Taniyah Pilgrim and Messiah Young are suing the city of Atlanta for their lack of accountability in their arrest.

Messiah Young/Taniyah Pilgrim Jenni Girtman for The Atlanta Journal-Constitution

Two HBCU students who were pulled out of their car and tased by Atlanta police last May are suing the city, ABC News reported. Included in the lawsuit filed by Taniyah Pilgrim and Messiah Young are Mayor Keisha Lance Bottoms and the nine officers involved in their violent arrest.

As protests occurred on May 30, 2020, according to the suit, Young and Pilgrim were on their way home from a date. A cop who was allegedly upset with Young for filming a police-involved encounter asked him to move out of the area as it was past the curfew declared by Bottoms hours earlier.

Young drove his car forward, but the traffic prevented him from moving further.

Police immediately crowded the car, while one of the cops loudly accused them of possessing a gun. Another officer allegedly pointed his gun at Young and proceeded to yank him out of his car before punching him.
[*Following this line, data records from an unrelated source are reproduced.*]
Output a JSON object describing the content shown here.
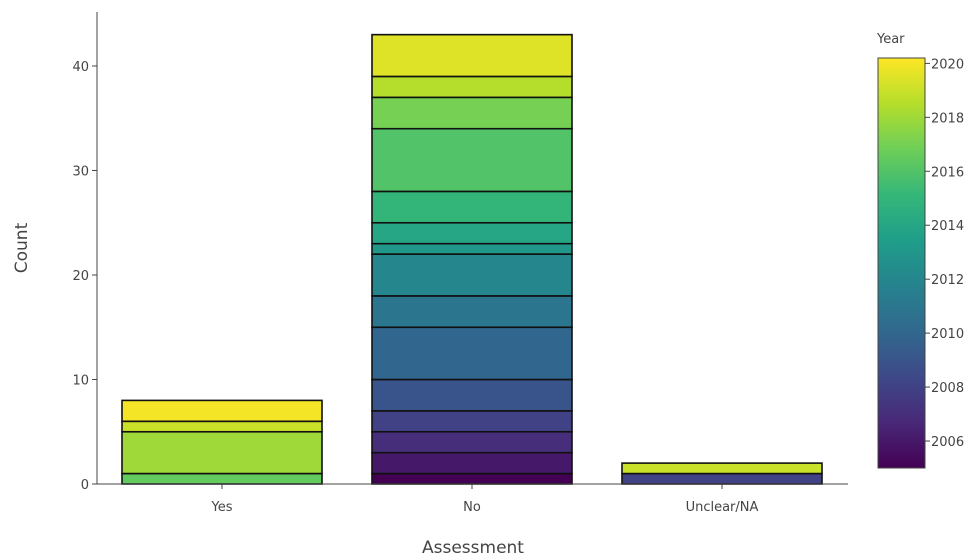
{
  "chart_data": {
    "type": "bar",
    "stacked": true,
    "xlabel": "Assessment",
    "ylabel": "Count",
    "categories": [
      "Yes",
      "No",
      "Unclear/NA"
    ],
    "ylim": [
      0,
      45
    ],
    "yticks": [
      0,
      10,
      20,
      30,
      40
    ],
    "grid": false,
    "stacks": [
      {
        "category": "Yes",
        "segments": [
          {
            "year": 2016.5,
            "count": 1
          },
          {
            "year": 2018,
            "count": 4
          },
          {
            "year": 2019,
            "count": 1
          },
          {
            "year": 2020,
            "count": 2
          }
        ]
      },
      {
        "category": "No",
        "segments": [
          {
            "year": 2005,
            "count": 1
          },
          {
            "year": 2006,
            "count": 2
          },
          {
            "year": 2007,
            "count": 2
          },
          {
            "year": 2008,
            "count": 2
          },
          {
            "year": 2009,
            "count": 3
          },
          {
            "year": 2010,
            "count": 5
          },
          {
            "year": 2011,
            "count": 3
          },
          {
            "year": 2012,
            "count": 4
          },
          {
            "year": 2013,
            "count": 1
          },
          {
            "year": 2014,
            "count": 2
          },
          {
            "year": 2015,
            "count": 3
          },
          {
            "year": 2016,
            "count": 6
          },
          {
            "year": 2017,
            "count": 3
          },
          {
            "year": 2018.5,
            "count": 2
          },
          {
            "year": 2019.5,
            "count": 4
          }
        ]
      },
      {
        "category": "Unclear/NA",
        "segments": [
          {
            "year": 2008,
            "count": 1
          },
          {
            "year": 2019,
            "count": 1
          }
        ]
      }
    ],
    "colorbar": {
      "title": "Year",
      "min": 2005,
      "max": 2020.2,
      "ticks": [
        2006,
        2008,
        2010,
        2012,
        2014,
        2016,
        2018,
        2020
      ],
      "colorscale": "viridis"
    }
  }
}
As for Pilgrim, she was hit with a Taser multiple times because officers believed she was carrying a gun. Per footage of the encounter, the students consistently inquired about the cause for the excessive force; they deny claims of having a firearm.

Following the incident, the college students were arrested and held in custody for hours. The charges previously held against them were dropped shortly after. Additionally, six officers were fired and charged for their involvement. Two cops who were initially placed on administrative leave were later reinstated and given the opportunity to collect back pay.

Young — who needed 13 stitches after suffering a deep laceration to his arm — and Pilgrim are now suing the city for their failure to acknowledge the impact the incident had on their mental, physical and emotional health. They accused officers of using “excessive force against citizens who were committing no crime,” and called Bottoms’ curfew “unenforceable” as it required all people — both individuals and groups — to comply. They want the officers to be held accountable for their actions and are seeking compensation that would help to cover the costs of their legal fees.